Analysts at CIBC Capital Markets in Toronto have told clients they predict the Canadian Dollar should trade with a negative bias in 2017.

The call comes as the Canadian dollar is seen moving higher over recent months having caught a ride on the tailcoats of the US Dollar.

However, we heard from the Bank of Canada this month, that this strength in CAD is not welcome.

According to CIBC analyst Royce Mendes it was the appreciation versus non-US currencies that caught the Bank of Canada’s attention recently.

Canadian Dollar overpriced

And it is against these other currencies in particular that CIBC argue recent gains won’t be sustainable.

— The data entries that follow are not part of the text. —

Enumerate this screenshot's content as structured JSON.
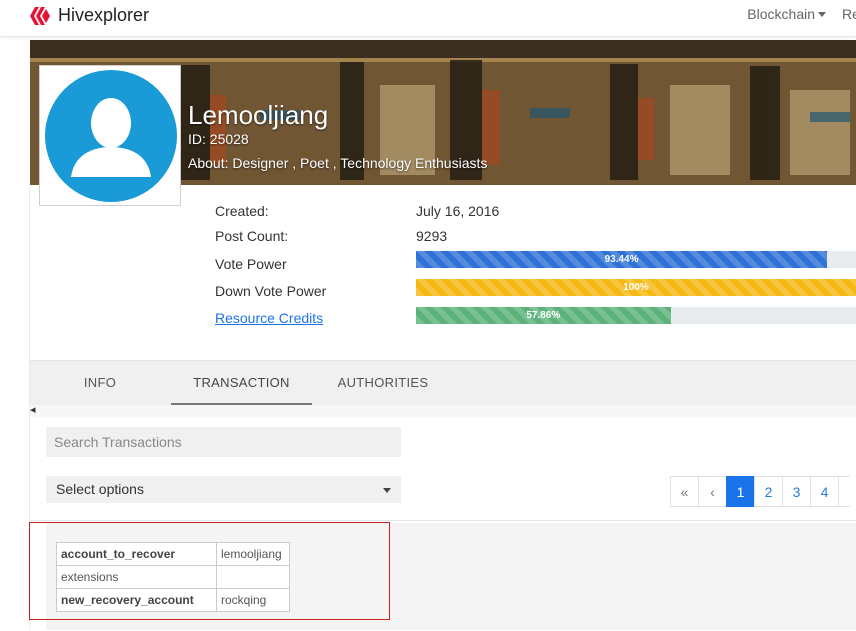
{
  "nav": {
    "brand": "Hivexplorer",
    "menu": [
      {
        "label": "Blockchain",
        "has_caret": true
      },
      {
        "label": "Re",
        "has_caret": false
      }
    ]
  },
  "profile": {
    "name": "Lemooljiang",
    "id_line": "ID: 25028",
    "about_line": "About: Designer , Poet , Technology Enthusiasts",
    "avatar_icon": "default-user-icon",
    "stats": [
      {
        "label": "Created:",
        "value": "July 16, 2016"
      },
      {
        "label": "Post Count:",
        "value": "9293"
      }
    ],
    "bars": [
      {
        "label": "Vote Power",
        "text": "93.44%",
        "fraction": 0.9344,
        "color": "#2f72d6",
        "is_link": false
      },
      {
        "label": "Down Vote Power",
        "text": "100%",
        "fraction": 1.0,
        "color": "#f5b914",
        "is_link": false
      },
      {
        "label": "Resource Credits",
        "text": "57.86%",
        "fraction": 0.5786,
        "color": "#5cb27a",
        "is_link": true
      }
    ]
  },
  "tabs": [
    {
      "label": "INFO",
      "active": false
    },
    {
      "label": "TRANSACTION",
      "active": true
    },
    {
      "label": "AUTHORITIES",
      "active": false
    }
  ],
  "search": {
    "placeholder": "Search Transactions",
    "value": ""
  },
  "filter": {
    "selected": "Select options"
  },
  "pagination": {
    "prev_all": "«",
    "prev": "‹",
    "pages": [
      "1",
      "2",
      "3",
      "4"
    ],
    "current": "1"
  },
  "transaction": {
    "rows": [
      {
        "key": "account_to_recover",
        "value": "lemooljiang",
        "bold": true
      },
      {
        "key": "extensions",
        "value": "",
        "bold": false
      },
      {
        "key": "new_recovery_account",
        "value": "rockqing",
        "bold": true
      }
    ]
  },
  "colors": {
    "accent": "#1a73e8",
    "brand": "#e31337",
    "avatar_bg": "#1a9ad6",
    "highlight_outline": "#cc1f1f"
  }
}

“So it will come as some relief for frustrated policymakers that forthcoming headwinds are set to change the loonie’s trajectory against both the US Dollar and other currencies,” says Mendes.

Monetary Policy Divergence to Push USD/CAD Higher

CIBC are forecasting the USD's long-term rally to finally end in 2017 and losses are in store.

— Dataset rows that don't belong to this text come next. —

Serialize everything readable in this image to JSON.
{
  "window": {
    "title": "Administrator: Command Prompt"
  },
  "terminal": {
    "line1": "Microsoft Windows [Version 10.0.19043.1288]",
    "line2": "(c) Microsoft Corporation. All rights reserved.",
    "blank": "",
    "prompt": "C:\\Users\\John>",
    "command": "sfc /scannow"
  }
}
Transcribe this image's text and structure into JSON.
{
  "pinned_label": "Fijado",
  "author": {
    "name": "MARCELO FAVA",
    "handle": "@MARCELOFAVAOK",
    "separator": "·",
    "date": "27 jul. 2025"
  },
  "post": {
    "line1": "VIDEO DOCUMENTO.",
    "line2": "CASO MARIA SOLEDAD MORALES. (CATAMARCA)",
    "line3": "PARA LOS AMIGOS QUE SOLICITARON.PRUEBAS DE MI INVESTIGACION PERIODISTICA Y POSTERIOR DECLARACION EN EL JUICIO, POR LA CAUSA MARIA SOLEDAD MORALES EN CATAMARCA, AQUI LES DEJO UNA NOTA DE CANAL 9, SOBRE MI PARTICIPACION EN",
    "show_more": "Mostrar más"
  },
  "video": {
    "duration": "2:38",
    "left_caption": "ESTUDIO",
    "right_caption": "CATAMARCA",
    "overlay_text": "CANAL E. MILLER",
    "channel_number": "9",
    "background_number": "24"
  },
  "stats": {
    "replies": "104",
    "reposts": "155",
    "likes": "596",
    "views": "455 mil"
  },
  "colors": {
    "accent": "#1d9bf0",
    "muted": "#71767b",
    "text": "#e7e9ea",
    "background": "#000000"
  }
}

But, the Canadian Dollar is tipped to be the only major currency to be unable to take advantage of this weakness.

With the Fed set to hike rates three times this year, higher rates south of the border will keep the Canadian Dollar under pressure.

The Bank of Canada is expected to maintain its dovish rhetoric and threaten to cut rates on signs of weakness.

Recurring mentions of both sluggish core inflation and the significant output gap are likely in the cards for upcoming policy statements which will likely keep the currency capped.

“The currency should reach 1.39 versus the US dollar in the third quarter. Our base case forecast incorporates only minor adjustments to cross-border trade with the US, but if the new President takes a more aggressive than expected stance versus Canada, the loonie could move materially weaker than that,” says Mendes.

In contrast to Canada, European policymakers are likely to begin signalling a less accommodative monetary policy stance later in 2017 (Eurozone tapering).

Japanese officials are already in the process of revising their growth forecasts higher for this year.

“All told, as the Bank of Canada holds steady on rates at least into the second half of 2018, the loonie will lose ground against a variety of currencies,” says Mendes.

Forecasts for the Canadian Dollar Against the Pound, Euro and US Dollar

The Pound to Canadian Dollar exchange rate is forecast to trade at around 1.60 in the first quarter 2017 ahead of a rise to 1.65 in the second quarter and 1.73 in the third quarter.

The strength in GBP/CAD continues into the final quarter of 2017 when CIBC expect the rate to reach 1.74. The first quarter of 2018 sees 1.79.

The Euro to Canadian Dollar exchange rate is forecast to see a similar upside bias.

EUR/CAD is forecast at 1.39 in the first quarter 2017, 1.46 in the second quarter, 1.53 in the third and fourth and 1.57 in the first quarter of 2018.

The US Dollar to Canadian Dollar exchange rate is forecast to trade at 1.34 in the first quarter 2017, 1.36 in the second, 1.39 in the third and 1.37 in the fourth quarter.

The first quarter of 2018 sees the exchange rate at 1.38.